Na een kwarteeuw aan de bètafaculteit gaat Noud van der Velden met pensioen
Zonder Noud van der Velden had de iconische Slinger van Foucault in het Huygensgebouw er waarschijnlijk heel anders uitgezien. Als Hoofd Huisvesting & Logistiek leidde hij allerlei innovatieve projecten binnen de bètafaculteit. Na een kwarteeuw gaat hij met pensioen.
Naast de Slinger van Foucault, bij de ingang van het Huygensgebouw, poseert Noud van der Velden voor de Vox-fotograaf. De locatie is niet toevallig gekozen: als Hoofd Huisvesting & Logistiek zorgde hij ervoor dat de installatie een prominente plaats in het hoofdkwartier van de bètafaculteit kreeg.
Het idee voor de installatie kwam van enkele natuurkundigen. Het bouwpakket kochten ze zelf bij een Amerikaans bedrijf, Van der Velden ging samen met de architect op zoek naar een leuke en veilige plek. Die vonden ze bij de ingang, erop lettend dat de installatie geen mensen in een rolstoel zou hinderen op weg naar de lift.
Het onderhoud bestaat uit een jaarlijkse controle van de staalkabel zodat de bal niet naar beneden valt, legt Van der Velden uit. ‘Laatst kregen we nog een vraag om informatie van een Londens museum dat overweegt een zelfde installatie op te hangen.’
Koningin Beatrix
Vlak voor de eeuwwisseling werkte Van der Velden bij een Nijmeegs ingenieursbureau toen hij in De Gelderlander de advertentie voor zijn huidige baan las. ‘Onderweg naar mijn werk fietste ik elke dag langs de bètafaculteit, waar toen nog een hoog hek omheen stond. Ik vroeg me altijd af wat er zich achter die muren afspeelde.’
Zijn eerste uitdaging was meteen een grote: de verhuizing naar een nieuw gebouw in goede banen leiden. Het nieuwe gebouw werd ontworpen met het oog op 1.200 studenten plus medewerkers. ‘Nu hebben we ruim 3.500 studenten, dat zijn er bijna drie keer zoveel. Het past ook niet heel goed meer.’
Van der Velden zat in de commissie die het architectenteam mocht kiezen.
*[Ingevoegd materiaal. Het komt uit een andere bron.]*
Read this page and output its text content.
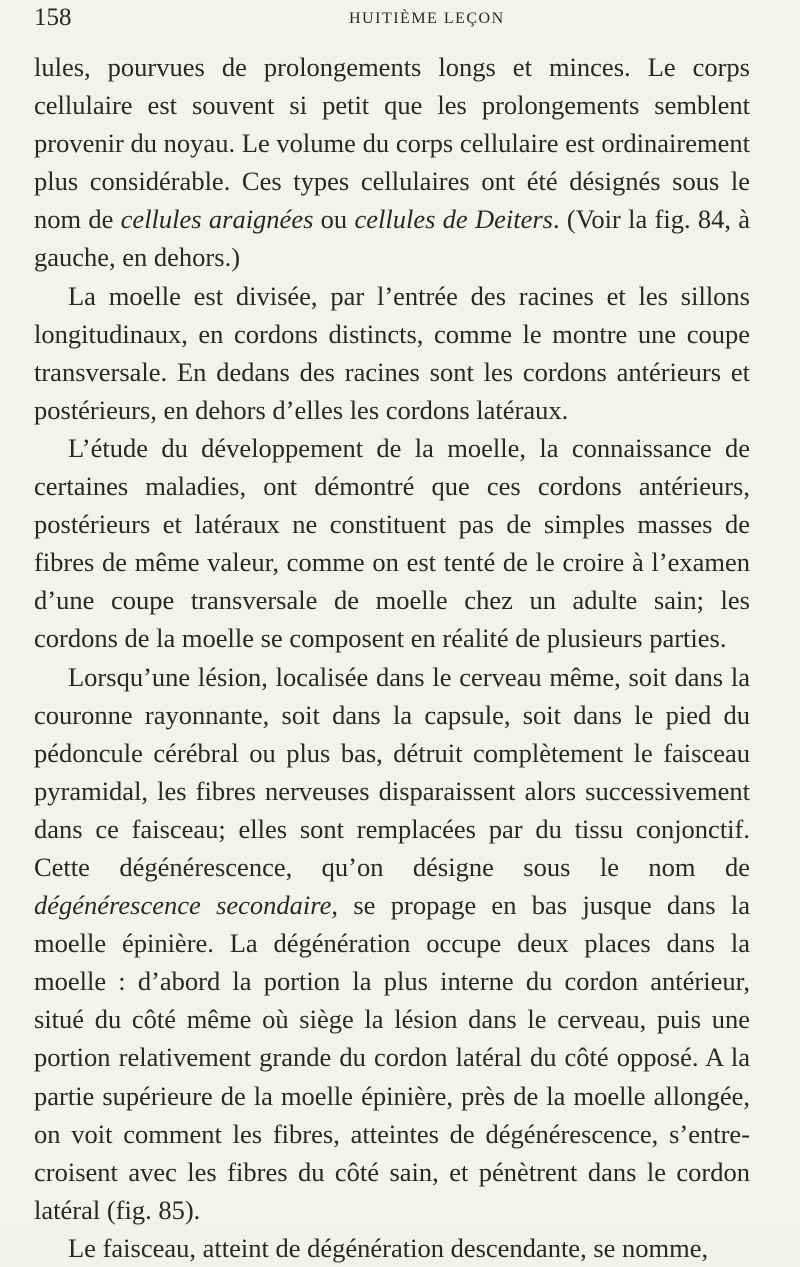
158	HUITIÈME LEÇON

lules, pourvues de prolongements longs et minces. Le corps cellulaire est souvent si petit que les prolongements semblent provenir du noyau. Le volume du corps cellulaire est ordinairement plus considérable. Ces types cellulaires ont été désignés sous le nom de cellules araignées ou cellules de Deiters. (Voir la fig. 84, à gauche, en dehors.)

La moelle est divisée, par l’entrée des racines et les sillons longitudinaux, en cordons distincts, comme le montre une coupe transversale. En dedans des racines sont les cordons antérieurs et postérieurs, en dehors d’elles les cordons latéraux.

L’étude du développement de la moelle, la connaissance de certaines maladies, ont démontré que ces cordons antérieurs, postérieurs et latéraux ne constituent pas de simples masses de fibres de même valeur, comme on est tenté de le croire à l’examen d’une coupe transversale de moelle chez un adulte sain; les cordons de la moelle se composent en réalité de plusieurs parties.

Lorsqu’une lésion, localisée dans le cerveau même, soit dans la couronne rayonnante, soit dans la capsule, soit dans le pied du pédoncule cérébral ou plus bas, détruit complètement le faisceau pyramidal, les fibres nerveuses disparaissent alors successivement dans ce faisceau; elles sont remplacées par du tissu conjonctif. Cette dégénérescence, qu’on désigne sous le nom de dégénérescence secondaire, se propage en bas jusque dans la moelle épinière. La dégénération occupe deux places dans la moelle : d’abord la portion la plus interne du cordon antérieur, situé du côté même où siège la lésion dans le cerveau, puis une portion relativement grande du cordon latéral du côté opposé. A la partie supérieure de la moelle épinière, près de la moelle allongée, on voit comment les fibres, atteintes de dégénérescence, s’entre-croisent avec les fibres du côté sain, et pénètrent dans le cordon latéral (fig. 85).

Le faisceau, atteint de dégénération descendante, se nomme,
Dat werd AGS Architects uit Heerlen. ‘De architect benadrukte dat het gebouw een open karakter moest krijgen richting de Heyendaalseweg, met een hart in het midden: restaurant Gigabyte, waar iedereen elkaar kan ontmoeten. Dat sprak tot de verbeelding.’
De bouw duurde van 1999 tot 2006. In 2007 opende koningin Beatrix het gebouw door een oranje lint door te knippen waarna de de Slinger van Foucault in beweging kwam. Van der Velden stond erbij en zag dat het goed was.
Gribusruimte
Na de oplevering was er ieder jaar wel weer een hoogleraar die een nieuw lab of een andere faciliteit nodig had. Een bijzonder verzoek kwam van Alex Khajetoorians: een hoogleraar uit Hamburg die graag naar Nijmegen wilde komen, op voorwaarde dat hij een geschikte onderzoeksfaciliteit kreeg. ‘Omdat zijn onderzoek niet verstoord mag worden door trillingen, wilde hij het liefst een zes meter hoge kelder.’
Van der Velden en zijn team gingen een kijkje nemen in Khajetoorians toenmalige lab in Hamburg. ‘Toen dachten we: dat kunnen we in Nijmegen ook realiseren’, zegt hij. ‘Onder onze gebouwen ligt namelijk een oude leidingenkelder. De hoogleraar vond het een fantastische locatie, maar ik vond het meer een gribusruimte, zo diep onder de grond. Na een jaar voorbereiding en een half jaar bouwen hebben we er een heel mooi lab van gemaakt. Vandaag is het een van de zeven labs op de wereld voor dit type onderzoek. Dat is – na het Huygensgebouw – het leukste project waar ik aan heb gewerkt.’
Niet langer het buitenbeentje
Wegens groeiende studenten- en medewerkersaantallen barstte de bètafaculteit – en dus ook het Huygensgebouw – op een bepaald moment uit haar voegen. Als gevolg daarvan moest het onderzoeksinstituut ICIS (Informatica) op een bepaald moment naar Mercator 1 verhuizen. ‘In eerste instantie vonden ze dat niet leuk, maar na verloop van tijd zagen ze wel voordelen aan een eigen locatie. Langzaam maar zeker is Mercator 1 van FNWI geworden, later kwam een deel van Mercator III er ook bij.’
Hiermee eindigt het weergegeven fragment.